Mystery of male infertility closer to being solved

Researchers in Australia and Britain have burrowed down to the gene level to find a little known protein with a powerful impact on how well sperm can swim. Males with a mutated RABL2 gene in their sperm were “outwardly healthy, had normal body weights and displayed normal mating behaviour,” the researchers reported.

The critical difference, however, was that the RABL2 sperm tails were 17 per cent shorter, so they conked out before they could fertilize the female’s eggs. “What’s remarkable is that the defects seem to be quite specific in the sperm,” co-author Dr. Mark Field, a cell biologist at the University of Cambridge, told Torstar News Service. The research, he said, “is pretty conclusive in going forward with the biology. We can start to look at the way that particular gene operates. “This is opening the door. There is a lot more that one needs to do.”


Sperm tails are different from other cilia, or hairlike structures: they have an outside cover and dense fibres, which protect them and let them steer into the female reproductive canals. Tamper with that and you tamper with fertility, the study concluded. “The mutations in the RABL2 gene are very likely to cause infertility,” said lead author Dr. Moira O’Bryan of Monash University in Australia, where she leads laboratory research on sperm development and the genetics of male infertility. Her work also uncovered a 50 per cent drop in sperm production traced to the mutated RABL2 gene.

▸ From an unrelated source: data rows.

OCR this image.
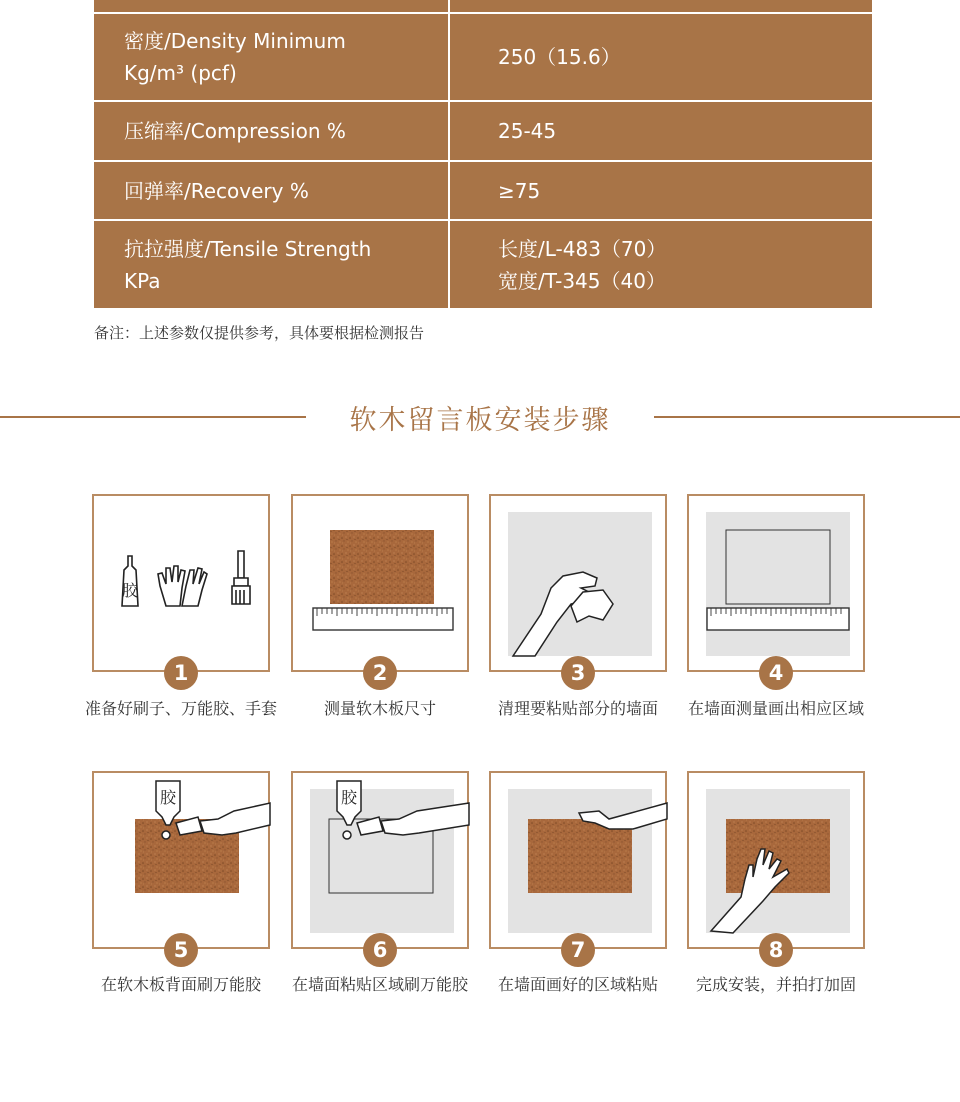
密度/Density Minimum
Kg/m³ (pcf)
250（15.6）
压缩率/Compression %	25-45
回弹率/Recovery %	≥75
抗拉强度/Tensile Strength
KPa
长度/L-483（70）
宽度/T-345（40）
备注：上述参数仅提供参考，具体要根据检测报告
软木留言板安装步骤
胶
1
准备好刷子、万能胶、手套
2
测量软木板尺寸
3
清理要粘贴部分的墙面
4
在墙面测量画出相应区域
胶
5
在软木板背面刷万能胶
胶
6
在墙面粘贴区域刷万能胶
7
在墙面画好的区域粘贴
8
完成安装，并拍打加固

One in 20 men of reproductive age is believed to be infertile for a variety of reasons, but most of those reasons are a mystery. Male infertility accounts for half of the cases of couples unable to conceive. The discovery presents not just the basis for understanding male infertility, said O’Bryan. It also opens the door to “options for urgently needed male contraception.” Researchers decided to examine RABL2 because a lot of it is found in sperm. But because it is also found in other tissues, such as the brain, kidney and liver, any male contraceptive pill would have to target male reproductive organs, said O’Bryan.

Discovery of damaged RABL2 genes and male infertility could also be a sign of gene problems in those other organs, she said. “Many of the basic processes of sperm development occur at lower levels in other organs of the body,” she said. Treating a man for infertility “offers the opportunity not only to give him the children he desires but also to mitigate future diseases.”